After the simulation completes, the sim4.results file will contain the output of the “tally” commands which keep track of how often the correct tree was obtained. The results of one run of this simulation are shown in the figure below.

Simulating data for model comparison

In our last exercise, we will simulate a data set under the Tamura-Nei model with gamma-distributed rates across sites, and evaluate the performance of various model selection criteria.
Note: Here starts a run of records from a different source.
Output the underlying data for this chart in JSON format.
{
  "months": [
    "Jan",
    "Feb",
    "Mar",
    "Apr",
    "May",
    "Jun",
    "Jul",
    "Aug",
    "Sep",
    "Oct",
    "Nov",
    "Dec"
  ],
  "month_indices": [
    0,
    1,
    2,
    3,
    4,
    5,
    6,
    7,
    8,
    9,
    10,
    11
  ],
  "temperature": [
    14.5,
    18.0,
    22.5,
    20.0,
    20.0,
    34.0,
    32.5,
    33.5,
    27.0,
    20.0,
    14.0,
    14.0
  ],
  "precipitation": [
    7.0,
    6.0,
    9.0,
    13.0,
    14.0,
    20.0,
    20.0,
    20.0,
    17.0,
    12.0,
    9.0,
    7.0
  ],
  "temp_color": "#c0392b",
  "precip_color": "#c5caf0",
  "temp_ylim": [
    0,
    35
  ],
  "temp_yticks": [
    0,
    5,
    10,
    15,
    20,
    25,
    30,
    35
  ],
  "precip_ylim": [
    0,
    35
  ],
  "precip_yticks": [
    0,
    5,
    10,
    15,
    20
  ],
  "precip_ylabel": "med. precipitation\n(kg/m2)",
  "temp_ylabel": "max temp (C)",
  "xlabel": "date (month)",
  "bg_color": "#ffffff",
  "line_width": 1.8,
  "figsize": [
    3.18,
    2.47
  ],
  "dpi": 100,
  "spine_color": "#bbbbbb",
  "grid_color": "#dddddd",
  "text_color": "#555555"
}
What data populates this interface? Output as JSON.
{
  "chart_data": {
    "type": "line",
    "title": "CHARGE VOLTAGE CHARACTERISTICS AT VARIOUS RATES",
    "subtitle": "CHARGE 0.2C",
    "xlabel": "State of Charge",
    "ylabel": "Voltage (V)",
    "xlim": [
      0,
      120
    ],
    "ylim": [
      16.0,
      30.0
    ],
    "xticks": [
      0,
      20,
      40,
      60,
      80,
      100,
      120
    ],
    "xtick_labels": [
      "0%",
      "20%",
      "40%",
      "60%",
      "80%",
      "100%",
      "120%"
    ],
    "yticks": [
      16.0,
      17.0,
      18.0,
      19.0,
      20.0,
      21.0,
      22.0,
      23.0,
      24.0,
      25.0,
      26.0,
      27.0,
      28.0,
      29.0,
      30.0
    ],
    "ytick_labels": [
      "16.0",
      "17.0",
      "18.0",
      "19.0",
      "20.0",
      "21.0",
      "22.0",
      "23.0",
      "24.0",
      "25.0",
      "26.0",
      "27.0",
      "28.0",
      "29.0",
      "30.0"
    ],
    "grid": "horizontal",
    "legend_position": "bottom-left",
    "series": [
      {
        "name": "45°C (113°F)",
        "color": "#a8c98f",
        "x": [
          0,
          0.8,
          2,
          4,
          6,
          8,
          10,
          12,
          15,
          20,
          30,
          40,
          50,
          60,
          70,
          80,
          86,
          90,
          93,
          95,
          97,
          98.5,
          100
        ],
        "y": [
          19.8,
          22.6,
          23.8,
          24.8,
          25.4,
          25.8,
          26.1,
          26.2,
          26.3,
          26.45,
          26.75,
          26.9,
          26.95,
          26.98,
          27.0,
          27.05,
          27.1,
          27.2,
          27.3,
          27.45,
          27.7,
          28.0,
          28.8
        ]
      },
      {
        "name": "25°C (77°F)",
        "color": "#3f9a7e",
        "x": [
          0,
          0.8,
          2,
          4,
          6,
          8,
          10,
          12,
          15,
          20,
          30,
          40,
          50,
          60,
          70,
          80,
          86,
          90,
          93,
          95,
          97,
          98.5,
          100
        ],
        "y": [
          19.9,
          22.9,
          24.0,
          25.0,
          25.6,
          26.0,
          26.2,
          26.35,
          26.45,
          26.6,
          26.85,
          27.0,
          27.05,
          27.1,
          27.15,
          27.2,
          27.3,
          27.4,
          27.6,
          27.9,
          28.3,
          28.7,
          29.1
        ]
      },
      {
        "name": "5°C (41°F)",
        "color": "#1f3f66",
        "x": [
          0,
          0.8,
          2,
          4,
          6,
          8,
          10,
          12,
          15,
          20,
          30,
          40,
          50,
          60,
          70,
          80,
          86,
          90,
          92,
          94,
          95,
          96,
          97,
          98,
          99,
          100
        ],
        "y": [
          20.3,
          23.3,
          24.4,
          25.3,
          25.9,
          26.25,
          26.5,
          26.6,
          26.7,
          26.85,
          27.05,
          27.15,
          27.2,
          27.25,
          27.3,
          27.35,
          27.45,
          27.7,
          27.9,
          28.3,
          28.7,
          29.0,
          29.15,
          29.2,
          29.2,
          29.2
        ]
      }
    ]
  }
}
First, execute a file which we’ll use to simulate one data matrix (sim-6taxa.nex).

execute sim-6taxa.nex;

Now get a starting tree and run an automated model selection:

dset distance=logdet;

After we discuss the results, let’s also do a likelihood ratio test (LRT). We will compare three models: the Jukes-Cantor model, the true model (TrN+G), and the most complex nucleotide model available in PAUP* (GTR+I+G). I will show you how to set up and run these models. We’ll then do LRTs manually and compare our results (everyone will have simulated a different data set). You can use the calculator here to calculate P-values for the LRT.